The two reports are united through the theme of “paying it forward,” and the idea that investing in changes to evolve teacher compensation and improve school climate will lead to greater staff stability, healthier school campuses and better results for students in the future.
“The youth of this district are very lucky to have you,” said Dr. John Deasy, Superintendent of the Los Angeles Unified School District, adding that the thinking the policy teams are doing is “spot on.” Dr. Deasy drew a comparison between the work of the E4E Teacher Policy Teams and past education issues, saying, “Think about Plessy v. Ferguson. The justice who wrote the dissenting opinion in Plessy said the thin veil to justify separate but equal would never hold up, but 7 to 1 [voted for it]. That stood until Brown v. Board of Education...never underestimate that minority thinking can prevail.”

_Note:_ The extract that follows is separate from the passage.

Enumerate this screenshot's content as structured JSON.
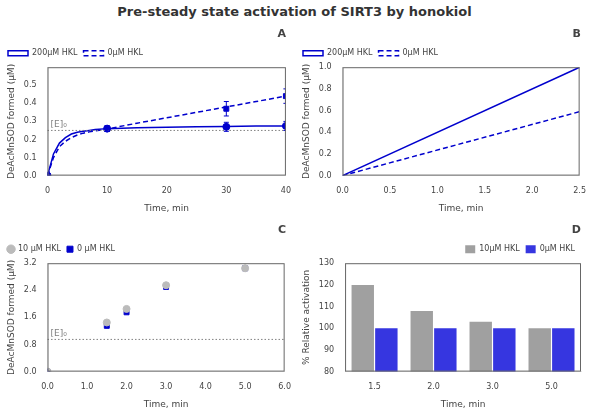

“I am so pleased to celebrate your work,” said LAUSD School Board member Monica Garcia. “We have amazing teachers who come to work every day. I want to encourage you to keep growing the strength of teachers so that more kids believe in themselves. ”
“Thank you for the work you have done and will do,” LAUSD School Board member Steve Zimmer said, addressing the 26 teachers of the policy team. “It is easy to talk about equality of opportunity, but the conversation is harder when we talk about equality of outcomes. There comes a time when we have to say it doesn’t matter if people aren’t ready for conversations about equality of outcomes.”
Steven Almazan, a teacher from the School Climate Teacher Policy Team, enunciated some of the goals of their paper. “As a teacher, school climate is one of the most important factors in my classroom. Schools need to be loving and caring environments. If the 2012 LA School Climate Bill of Rights is the torso, our recommendations are the arms and legs that help it move.”
“Both of these issues, compensation and school climate, present an opportunity to implement changes that will build a stronger profession and schools for the future,” added Nyamekye. “The ideas in these proposals come from teachers working on the frontlines of public education. As our district and union leadership prepare for upcoming contractual negotiations, we hope they bring these teacher voices to the negotiating table along with the vision and political will to seize this moment to shift the status quo and do better by our students and teachers.”